Selon Jaggaer, une gestion holistique des fournisseurs
répond aux principes suivants, outre les aspects opérationnels et transactionnels :

  • Identifier de nouveaux fournisseurs.
  • Intégrer les fournisseurs dans un écosystème auquel ils participeront pleinement.
  • Évaluer le risque des fournisseurs et prendre des décisions en fonction de ce risque.
  • Fournir les données sur lesquelles baser des stratégies de sourcing et de gestion des catégories.
  • Répondre aux besoins de plusieurs services et parties prenantes qui dépendent des achats.
  • Assurer la conformité avec les cadres réglementaires internes et externes.
  • Faciliter la prise de décisions judicieuses en matière de gestion des fournisseurs : découvrir de nouveaux fournisseurs, pour remplacer rapidement, le cas échéant, ceux qui ne sont pas performants.

Source : Gestion holistique des fournisseurs, orchestrer la fonction de réalisation des achats pour en tirer le meilleur parti, Jaggaer.

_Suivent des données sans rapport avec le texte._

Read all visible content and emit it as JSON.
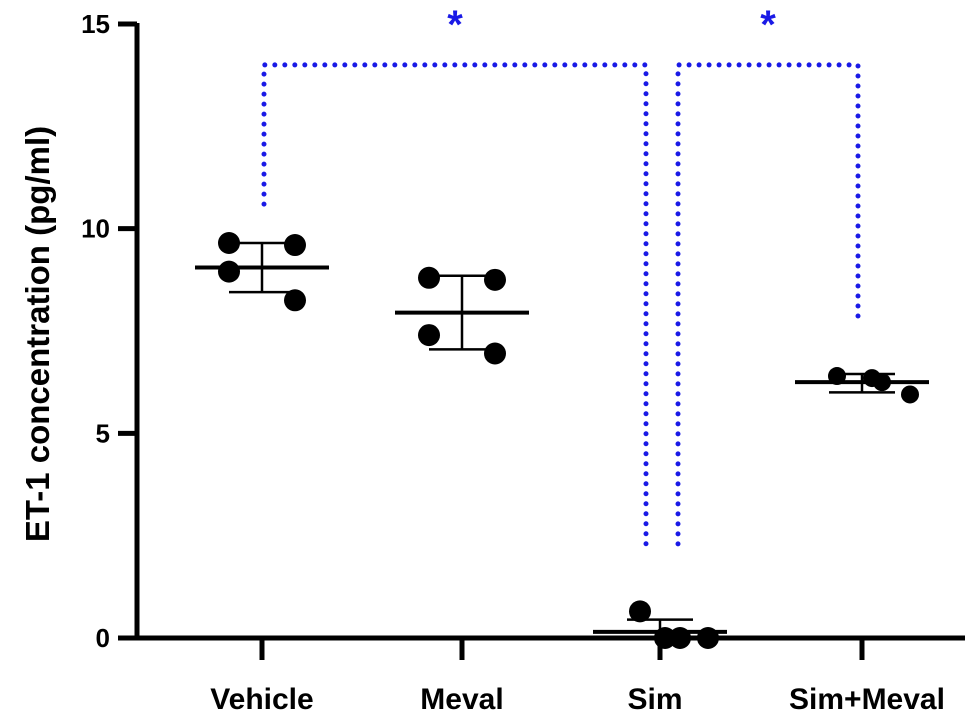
{
  "chart_data": {
    "type": "scatter",
    "title": "",
    "xlabel": "",
    "ylabel": "ET-1 concentration (pg/ml)",
    "ylim": [
      0,
      15
    ],
    "yticks": [
      0,
      5,
      10,
      15
    ],
    "ytick_labels": [
      "0",
      "5",
      "10",
      "15"
    ],
    "grid": false,
    "legend": "none",
    "categories": [
      "Vehicle",
      "Meval",
      "Sim",
      "Sim+Meval"
    ],
    "groups": [
      {
        "name": "Vehicle",
        "points": [
          9.65,
          9.6,
          8.95,
          8.25
        ],
        "mean": 9.05,
        "sd_low": 8.45,
        "sd_high": 9.65
      },
      {
        "name": "Meval",
        "points": [
          8.8,
          8.75,
          7.4,
          6.95
        ],
        "mean": 7.95,
        "sd_low": 7.05,
        "sd_high": 8.85
      },
      {
        "name": "Sim",
        "points": [
          0.65,
          0.0,
          0.0,
          0.0
        ],
        "mean": 0.15,
        "sd_low": -0.1,
        "sd_high": 0.45
      },
      {
        "name": "Sim+Meval",
        "points": [
          6.4,
          6.35,
          6.25,
          5.95
        ],
        "mean": 6.25,
        "sd_low": 6.0,
        "sd_high": 6.45
      }
    ],
    "annotations": [
      {
        "label": "*",
        "from": "Vehicle",
        "to": "Sim",
        "bracket_y": 14.0,
        "left_drop_to": 10.6,
        "right_drop_to": 2.2,
        "color": "#1a1ae6",
        "style": "dotted"
      },
      {
        "label": "*",
        "from": "Sim",
        "to": "Sim+Meval",
        "bracket_y": 14.0,
        "left_drop_to": 2.3,
        "right_drop_to": 7.7,
        "color": "#1a1ae6",
        "style": "dotted"
      }
    ],
    "colors": {
      "points": "#000000",
      "axis": "#000000",
      "significance": "#1a1ae6"
    }
  }
}
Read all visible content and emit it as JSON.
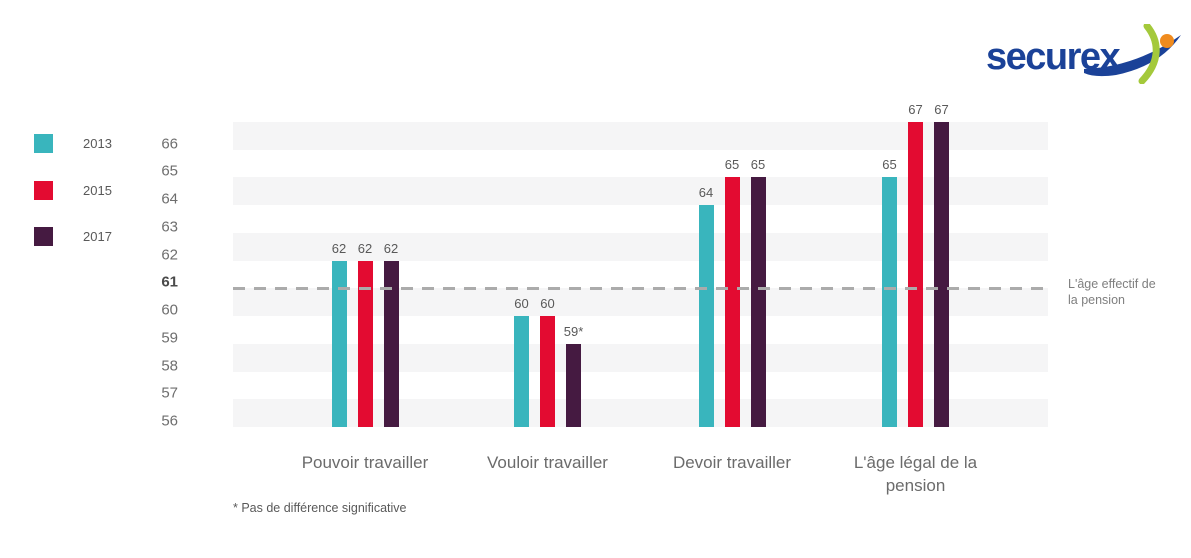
{
  "logo": {
    "text": "securex",
    "colors": {
      "blue": "#1b4298",
      "green": "#a4c93b",
      "orange": "#f08b1e"
    }
  },
  "chart_data": {
    "type": "bar",
    "title": "",
    "categories": [
      "Pouvoir travailler",
      "Vouloir travailler",
      "Devoir travailler",
      "L'âge légal de la pension"
    ],
    "series": [
      {
        "name": "2013",
        "color": "#39b5bd",
        "values": [
          62,
          60,
          64,
          65
        ],
        "labels": [
          "62",
          "60",
          "64",
          "65"
        ]
      },
      {
        "name": "2015",
        "color": "#e30b31",
        "values": [
          62,
          60,
          65,
          67
        ],
        "labels": [
          "62",
          "60",
          "65",
          "67"
        ]
      },
      {
        "name": "2017",
        "color": "#451a41",
        "values": [
          62,
          59,
          65,
          67
        ],
        "labels": [
          "62",
          "59*",
          "65",
          "67"
        ]
      }
    ],
    "ylim": [
      56,
      67
    ],
    "yticks": [
      66,
      65,
      64,
      63,
      62,
      61,
      60,
      59,
      58,
      57,
      56
    ],
    "bold_tick": 61,
    "reference_line": {
      "value": 61,
      "label": "L'âge effectif de la pension",
      "color": "#ababab",
      "style": "dashed"
    },
    "note": "* Pas de différence significative",
    "legend_position": "left",
    "grid": "striped-horizontal-bands",
    "band_color": "#f5f5f6"
  }
}
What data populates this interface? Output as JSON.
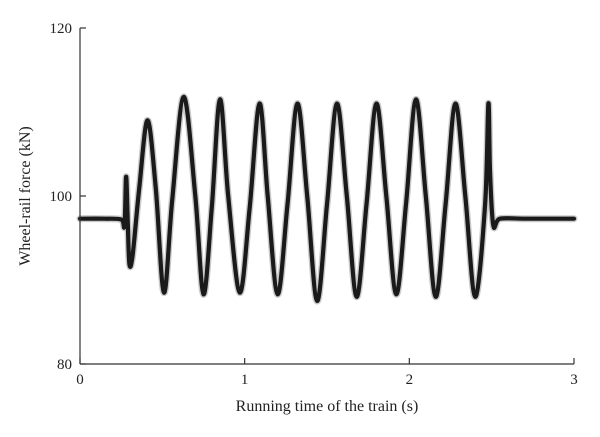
{
  "chart_data": {
    "type": "line",
    "title": "",
    "xlabel": "Running time of the train (s)",
    "ylabel": "Wheel-rail force (kN)",
    "xlim": [
      0,
      3
    ],
    "ylim": [
      80,
      120
    ],
    "xticks": [
      0,
      1,
      2,
      3
    ],
    "xtick_labels": [
      "0",
      "1",
      "2",
      "3"
    ],
    "yticks": [
      80,
      100,
      120
    ],
    "ytick_labels": [
      "80",
      "100",
      "120"
    ],
    "grid": false,
    "legend": "none",
    "series": [
      {
        "color": "#1a1a1a",
        "x": [
          0.0,
          0.15,
          0.25,
          0.27,
          0.28,
          0.29,
          0.3,
          0.32,
          0.36,
          0.41,
          0.46,
          0.51,
          0.56,
          0.63,
          0.7,
          0.75,
          0.8,
          0.85,
          0.9,
          0.97,
          1.03,
          1.09,
          1.14,
          1.2,
          1.26,
          1.32,
          1.38,
          1.44,
          1.5,
          1.56,
          1.62,
          1.68,
          1.74,
          1.8,
          1.86,
          1.92,
          1.98,
          2.04,
          2.1,
          2.16,
          2.22,
          2.28,
          2.34,
          2.4,
          2.46,
          2.48,
          2.49,
          2.51,
          2.55,
          2.7,
          2.85,
          3.0
        ],
        "y": [
          97.3,
          97.3,
          97.2,
          96.5,
          102.3,
          96.8,
          91.9,
          93.0,
          101.0,
          109.0,
          101.0,
          88.5,
          99.5,
          111.8,
          100.0,
          88.3,
          98.5,
          111.5,
          100.0,
          88.5,
          98.5,
          111.0,
          100.0,
          88.3,
          99.0,
          111.0,
          100.0,
          87.5,
          99.0,
          111.0,
          100.0,
          88.0,
          99.0,
          111.0,
          100.0,
          88.3,
          99.0,
          111.5,
          100.0,
          88.0,
          99.0,
          111.0,
          100.0,
          88.0,
          99.0,
          111.0,
          103.0,
          96.5,
          97.3,
          97.3,
          97.3,
          97.3
        ]
      }
    ]
  }
}
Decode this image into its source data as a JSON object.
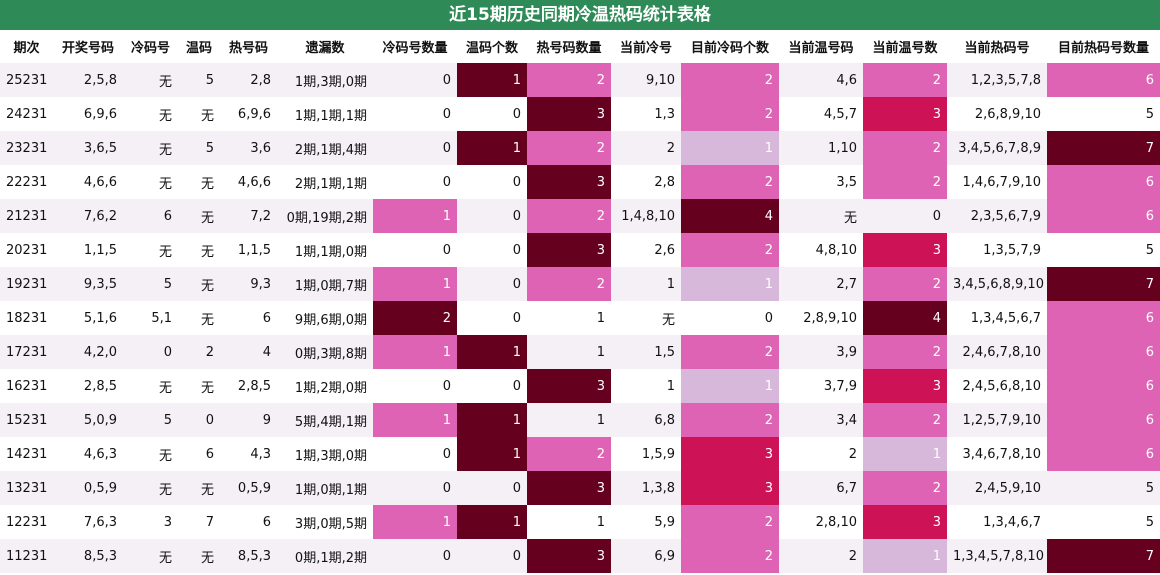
{
  "title": "近15期历史同期冷温热码统计表格",
  "headers": [
    "期次",
    "开奖号码",
    "冷码号",
    "温码",
    "热号码",
    "遗漏数",
    "冷码号数量",
    "温码个数",
    "热号码数量",
    "当前冷号",
    "目前冷码个数",
    "当前温号码",
    "当前温号数",
    "当前热码号",
    "目前热码号数量"
  ],
  "colors": {
    "title_bg": "#2e8b57",
    "row_odd": "#f4f0f5",
    "row_even": "#ffffff",
    "light_lavender": "#d7b7da",
    "pink": "#df63b4",
    "magenta": "#cd1255",
    "maroon": "#65001f"
  },
  "chart_data": {
    "type": "table",
    "title": "近15期历史同期冷温热码统计表格",
    "columns": [
      "期次",
      "开奖号码",
      "冷码号",
      "温码",
      "热号码",
      "遗漏数",
      "冷码号数量",
      "温码个数",
      "热号码数量",
      "当前冷号",
      "目前冷码个数",
      "当前温号码",
      "当前温号数",
      "当前热码号",
      "目前热码号数量"
    ],
    "heat_columns": [
      6,
      7,
      8,
      10,
      12,
      14
    ],
    "rows": [
      [
        "25231",
        "2,5,8",
        "无",
        "5",
        "2,8",
        "1期,3期,0期",
        "0",
        "1",
        "2",
        "9,10",
        "2",
        "4,6",
        "2",
        "1,2,3,5,7,8",
        "6"
      ],
      [
        "24231",
        "6,9,6",
        "无",
        "无",
        "6,9,6",
        "1期,1期,1期",
        "0",
        "0",
        "3",
        "1,3",
        "2",
        "4,5,7",
        "3",
        "2,6,8,9,10",
        "5"
      ],
      [
        "23231",
        "3,6,5",
        "无",
        "5",
        "3,6",
        "2期,1期,4期",
        "0",
        "1",
        "2",
        "2",
        "1",
        "1,10",
        "2",
        "3,4,5,6,7,8,9",
        "7"
      ],
      [
        "22231",
        "4,6,6",
        "无",
        "无",
        "4,6,6",
        "2期,1期,1期",
        "0",
        "0",
        "3",
        "2,8",
        "2",
        "3,5",
        "2",
        "1,4,6,7,9,10",
        "6"
      ],
      [
        "21231",
        "7,6,2",
        "6",
        "无",
        "7,2",
        "0期,19期,2期",
        "1",
        "0",
        "2",
        "1,4,8,10",
        "4",
        "无",
        "0",
        "2,3,5,6,7,9",
        "6"
      ],
      [
        "20231",
        "1,1,5",
        "无",
        "无",
        "1,1,5",
        "1期,1期,0期",
        "0",
        "0",
        "3",
        "2,6",
        "2",
        "4,8,10",
        "3",
        "1,3,5,7,9",
        "5"
      ],
      [
        "19231",
        "9,3,5",
        "5",
        "无",
        "9,3",
        "1期,0期,7期",
        "1",
        "0",
        "2",
        "1",
        "1",
        "2,7",
        "2",
        "3,4,5,6,8,9,10",
        "7"
      ],
      [
        "18231",
        "5,1,6",
        "5,1",
        "无",
        "6",
        "9期,6期,0期",
        "2",
        "0",
        "1",
        "无",
        "0",
        "2,8,9,10",
        "4",
        "1,3,4,5,6,7",
        "6"
      ],
      [
        "17231",
        "4,2,0",
        "0",
        "2",
        "4",
        "0期,3期,8期",
        "1",
        "1",
        "1",
        "1,5",
        "2",
        "3,9",
        "2",
        "2,4,6,7,8,10",
        "6"
      ],
      [
        "16231",
        "2,8,5",
        "无",
        "无",
        "2,8,5",
        "1期,2期,0期",
        "0",
        "0",
        "3",
        "1",
        "1",
        "3,7,9",
        "3",
        "2,4,5,6,8,10",
        "6"
      ],
      [
        "15231",
        "5,0,9",
        "5",
        "0",
        "9",
        "5期,4期,1期",
        "1",
        "1",
        "1",
        "6,8",
        "2",
        "3,4",
        "2",
        "1,2,5,7,9,10",
        "6"
      ],
      [
        "14231",
        "4,6,3",
        "无",
        "6",
        "4,3",
        "1期,3期,0期",
        "0",
        "1",
        "2",
        "1,5,9",
        "3",
        "2",
        "1",
        "3,4,6,7,8,10",
        "6"
      ],
      [
        "13231",
        "0,5,9",
        "无",
        "无",
        "0,5,9",
        "1期,0期,1期",
        "0",
        "0",
        "3",
        "1,3,8",
        "3",
        "6,7",
        "2",
        "2,4,5,9,10",
        "5"
      ],
      [
        "12231",
        "7,6,3",
        "3",
        "7",
        "6",
        "3期,0期,5期",
        "1",
        "1",
        "1",
        "5,9",
        "2",
        "2,8,10",
        "3",
        "1,3,4,6,7",
        "5"
      ],
      [
        "11231",
        "8,5,3",
        "无",
        "无",
        "8,5,3",
        "0期,1期,2期",
        "0",
        "0",
        "3",
        "6,9",
        "2",
        "2",
        "1",
        "1,3,4,5,7,8,10",
        "7"
      ]
    ]
  }
}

Lock-in des fournisseurs : le cloud, le Saas et les services managés en première ligne

Selon le 2020 CIO priorities report survey publié par Flexera, les DSI craignent le plus les pratiques de lock-in des fournisseurs de cloud ou de logiciels en mode SaaS, c’es-à-dire l’enfermement dans un modèle dont il est difficile de sortir. On le trouve également dans le domaine des services managés, des réseaux et des outils de développement.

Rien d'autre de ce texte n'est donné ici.